The Myo-inositol pathway does not contribute to ascorbic acid synthesis

Abstract

Ascorbic acid (AsA) biosynthesis in plants predominantly occurs via a pathway with d-mannose and l-galactose as intermediates. One alternative pathway for AsA synthesis, which is similar to the biosynthesis route in mammals, is controversially discussed for plants. Here, myo-inositol is cleaved to glucuronic acid and then converted via l-gulonate to AsA. In contrast to animals, plants have an effective recycling pathway for glucuronic acid, being a competitor for the metabolic rate. Recycling involves a phosphorylation at C1 by the enzyme glucuronokinase. Two previously described T-DNA insertion lines in the gene coding for glucuronokinase1 show wild type-like expression levels of the mRNA in our experiments and do not accumulate glucuronic acid in labelling experiments disproving that these lines are true knockouts. As suitable T-DNA insertion lines were not available, we generated frameshift mutations in the major expressed isoform glucuronokinase1 (At3g01640) to potentially redirect metabolites to AsA. However, radiotracer experiments with ³ H-myo-inositol revealed that the mutants in glucuronokinase1 accumulate only glucuronic acid and incorporate less metabolite into cell wall polymers. AsA was not labelled, suggesting that Arabidopsis cannot efficiently use glucuronic acid for AsA biosynthesis. All four mutants in glucuronokinase as well as the wild type have the same level of AsA in leaves.

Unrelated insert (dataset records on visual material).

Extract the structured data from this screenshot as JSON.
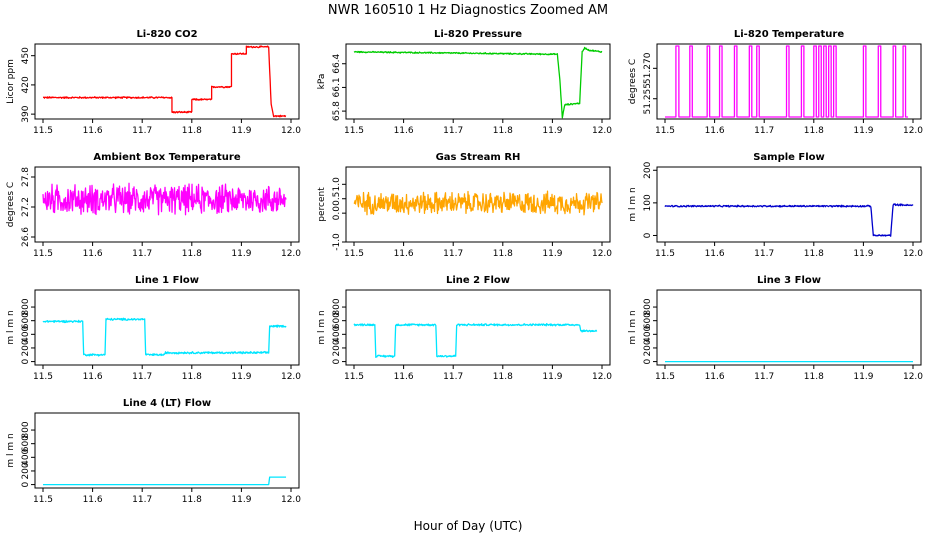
{
  "figure": {
    "title": "NWR  160510  1 Hz Diagnostics Zoomed AM",
    "xlabel": "Hour of Day (UTC)",
    "xlim": [
      11.5,
      12.0
    ],
    "xticks": [
      "11.5",
      "11.6",
      "11.7",
      "11.8",
      "11.9",
      "12.0"
    ]
  },
  "chart_data": [
    {
      "type": "line",
      "title": "Li-820 CO2",
      "ylabel": "Licor ppm",
      "color": "#ff0000",
      "ylim": [
        385,
        462
      ],
      "yticks": [
        390,
        420,
        450
      ],
      "noise": 1,
      "series": [
        {
          "name": "CO2",
          "x": [
            11.5,
            11.7,
            11.7,
            11.76,
            11.76,
            11.8,
            11.8,
            11.84,
            11.84,
            11.88,
            11.88,
            11.91,
            11.91,
            11.955,
            11.96,
            11.965,
            11.99
          ],
          "y": [
            407,
            407,
            407,
            407,
            392,
            392,
            405,
            405,
            418,
            418,
            452,
            452,
            459,
            459,
            400,
            388,
            388
          ]
        }
      ]
    },
    {
      "type": "line",
      "title": "Li-820 Pressure",
      "ylabel": "kPa",
      "color": "#00cc00",
      "ylim": [
        65.7,
        66.65
      ],
      "yticks": [
        65.8,
        66.1,
        66.4
      ],
      "noise": 0.01,
      "series": [
        {
          "name": "Pressure",
          "x": [
            11.5,
            11.91,
            11.915,
            11.92,
            11.925,
            11.955,
            11.96,
            11.965,
            11.975,
            12.0
          ],
          "y": [
            66.55,
            66.52,
            66.2,
            65.72,
            65.88,
            65.9,
            66.55,
            66.6,
            66.57,
            66.55
          ]
        }
      ]
    },
    {
      "type": "line",
      "title": "Li-820 Temperature",
      "ylabel": "degrees C",
      "color": "#ff00ff",
      "ylim": [
        51.245,
        51.282
      ],
      "yticks": [
        51.255,
        51.27
      ],
      "ytickLabels": [
        "51.255",
        "51.270"
      ],
      "noise": 0,
      "series": [
        {
          "name": "Temperature",
          "x": [
            11.5,
            11.522,
            11.522,
            11.528,
            11.528,
            11.55,
            11.55,
            11.555,
            11.555,
            11.585,
            11.585,
            11.59,
            11.59,
            11.61,
            11.61,
            11.615,
            11.615,
            11.64,
            11.64,
            11.645,
            11.645,
            11.67,
            11.67,
            11.675,
            11.675,
            11.685,
            11.685,
            11.69,
            11.69,
            11.745,
            11.745,
            11.75,
            11.75,
            11.775,
            11.775,
            11.78,
            11.78,
            11.8,
            11.8,
            11.805,
            11.805,
            11.81,
            11.81,
            11.815,
            11.815,
            11.82,
            11.82,
            11.825,
            11.825,
            11.83,
            11.83,
            11.835,
            11.835,
            11.84,
            11.84,
            11.845,
            11.845,
            11.9,
            11.9,
            11.905,
            11.905,
            11.93,
            11.93,
            11.935,
            11.935,
            11.96,
            11.96,
            11.965,
            11.965,
            11.98,
            11.98,
            11.985,
            11.985,
            11.99
          ],
          "y": [
            51.246,
            51.246,
            51.281,
            51.281,
            51.246,
            51.246,
            51.281,
            51.281,
            51.246,
            51.246,
            51.281,
            51.281,
            51.246,
            51.246,
            51.281,
            51.281,
            51.246,
            51.246,
            51.281,
            51.281,
            51.246,
            51.246,
            51.281,
            51.281,
            51.246,
            51.246,
            51.281,
            51.281,
            51.246,
            51.246,
            51.281,
            51.281,
            51.246,
            51.246,
            51.281,
            51.281,
            51.246,
            51.246,
            51.281,
            51.281,
            51.246,
            51.246,
            51.281,
            51.281,
            51.246,
            51.246,
            51.281,
            51.281,
            51.246,
            51.246,
            51.281,
            51.281,
            51.246,
            51.246,
            51.281,
            51.281,
            51.246,
            51.246,
            51.281,
            51.281,
            51.246,
            51.246,
            51.281,
            51.281,
            51.246,
            51.246,
            51.281,
            51.281,
            51.246,
            51.246,
            51.281,
            51.281,
            51.246,
            51.246
          ]
        }
      ]
    },
    {
      "type": "line",
      "title": "Ambient Box Temperature",
      "ylabel": "degrees C",
      "color": "#ff00ff",
      "ylim": [
        26.5,
        28.0
      ],
      "yticks": [
        26.6,
        27.2,
        27.8
      ],
      "noise": 0.35,
      "series": [
        {
          "name": "Box Temperature",
          "x": [
            11.5,
            11.99
          ],
          "y": [
            27.35,
            27.35
          ]
        }
      ]
    },
    {
      "type": "line",
      "title": "Gas Stream RH",
      "ylabel": "percent",
      "color": "#ffa500",
      "ylim": [
        -1.0,
        1.6
      ],
      "yticks": [
        -1,
        0,
        0.5,
        1
      ],
      "ytickLabels": [
        "-1.0",
        "0.0",
        "0.5",
        "1.0"
      ],
      "noise": 0.45,
      "series": [
        {
          "name": "RH",
          "x": [
            11.5,
            12.0
          ],
          "y": [
            0.35,
            0.35
          ]
        }
      ]
    },
    {
      "type": "line",
      "title": "Sample Flow",
      "ylabel": "m l m n",
      "color": "#0000cc",
      "ylim": [
        -20,
        210
      ],
      "yticks": [
        0,
        100,
        200
      ],
      "noise": 3,
      "series": [
        {
          "name": "Sample Flow",
          "x": [
            11.5,
            11.915,
            11.92,
            11.955,
            11.96,
            12.0
          ],
          "y": [
            90,
            90,
            0,
            0,
            95,
            92
          ]
        }
      ]
    },
    {
      "type": "line",
      "title": "Line 1 Flow",
      "ylabel": "m l m n",
      "color": "#00e5ff",
      "ylim": [
        -50,
        1050
      ],
      "yticks": [
        0,
        200,
        400,
        600,
        800
      ],
      "noise": 18,
      "series": [
        {
          "name": "Line 1",
          "x": [
            11.5,
            11.58,
            11.582,
            11.625,
            11.627,
            11.705,
            11.707,
            11.745,
            11.747,
            11.955,
            11.957,
            11.99
          ],
          "y": [
            590,
            590,
            100,
            100,
            620,
            620,
            100,
            100,
            130,
            130,
            520,
            520
          ]
        }
      ]
    },
    {
      "type": "line",
      "title": "Line 2 Flow",
      "ylabel": "m l m n",
      "color": "#00e5ff",
      "ylim": [
        -50,
        1050
      ],
      "yticks": [
        0,
        200,
        400,
        600,
        800
      ],
      "noise": 18,
      "series": [
        {
          "name": "Line 2",
          "x": [
            11.5,
            11.542,
            11.544,
            11.582,
            11.584,
            11.665,
            11.667,
            11.705,
            11.707,
            11.955,
            11.957,
            11.99
          ],
          "y": [
            540,
            540,
            80,
            80,
            540,
            540,
            80,
            80,
            540,
            540,
            450,
            450
          ]
        }
      ]
    },
    {
      "type": "line",
      "title": "Line 3 Flow",
      "ylabel": "m l m n",
      "color": "#00e5ff",
      "ylim": [
        -50,
        1050
      ],
      "yticks": [
        0,
        200,
        400,
        600,
        800
      ],
      "noise": 0,
      "series": [
        {
          "name": "Line 3",
          "x": [
            11.5,
            12.0
          ],
          "y": [
            0,
            0
          ]
        }
      ]
    },
    {
      "type": "line",
      "title": "Line 4 (LT) Flow",
      "ylabel": "m l m n",
      "color": "#00e5ff",
      "ylim": [
        -50,
        1050
      ],
      "yticks": [
        0,
        200,
        400,
        600,
        800
      ],
      "noise": 0,
      "series": [
        {
          "name": "Line 4",
          "x": [
            11.5,
            11.955,
            11.957,
            11.99
          ],
          "y": [
            0,
            0,
            110,
            110
          ]
        }
      ]
    }
  ]
}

Keywords: Alternative myo-inostiol pathway; ascorbic acid; glucuronic acid; mammalian-like pathway; myo-inositol.

Figure 1

Pathway overview for AsA biosynthesis in plants. The d‐Man/l‐Gal pathway (left) is the dominant route to AsA in plants. The mammalian‐like pathway (middle) has been debated for many years and is addressed in this paper. The salvage pathway (right) contributes to cell wall polymers in many plants. ①: myo‐inositol oxygenase (MIOX); ②: glucuronokinase; ③: glucuronate reductase; ④: l‐galactono‐1,4‐lactone dehydrogenase (GLDH); ⑤: gulono‐1,4‐lactone oxidase.

Figure 2

Gene structure, position of T‐DNA insertion in GlcAK1 and expression of the GlcAK1‐gene. A: T‐DNA position for both SALK lines was determined by sequencing and found to be 197 bp upstream of the start ATG. The T‐DNA position according to Xiao et al. (2017) is shown with dashed lines. The position and the sequences of the frame shift mutants glcak1‐3 and glcak1‐4 in exon1, generated by CRISPR/Cas9, is also shown. UTRs are indicated in black and exons in grey boxes, introns are represented by black lines. B: Expression of GlcAK1 was measured by qPCR for the four glcak1 mutants. The data show average expression from three biological independent experiments. Statistical differences were evaluated using anova (Tukey's test, P < 0.01), different letters display significant differences between lines.

Figure 3

Distribution of radiolabelled compounds after ³H‐myo‐inositol feeding. Seedlings were grown in 0.5 × MS medium and ³H‐myo‐inositol was added for 3 days. A: Radioactivity from insoluble cell wall, and B: ethanol soluble metabolites determined by scintillation counting. Statistically significant differences were determined using anova (Tukey's test, P < 0.01), different letters display significant differences (n = 6).

Figure 4

Profile of ³H‐labelled compounds after separation on a Hilic HPLC column. Soluble metabolites after ³H‐myo‐inositol feeding (as described in Fig. 3) were subjected to HPLC separation. Fractions of 0.33 ml were collected in a microtiter plate and counted. The experiment was done with glcak1‐3 and glcak1‐4 mutants, showing the same metabolite pattern. The elution profile of AsA was determined by UV absorption. GlcA was measured by aldehyde colour assay and myo‐inositol was quantified by an enzymatic reaction.

Figure 5

Metabolite analysis of WT, glcak1‐3 and glcak1‐4 mutants. Metabolites were separated on a CarboPac PA20 column to quantify GlcA. The data show average ± SD of three independent biological experiments. Mutants were compared to WT using t‐test (two‐tailed, unpaired, P < 0.01), significant differences are displayed with *.

Figure 6

Measurement of AsA from WT and glcak1 mutants. Leaves were taken from plants at different times of day and immediately measured for AsA. The data show average values ± SD from eight samples. There were no statistical differences between lines using anova (Tukey's test, P < 0.05).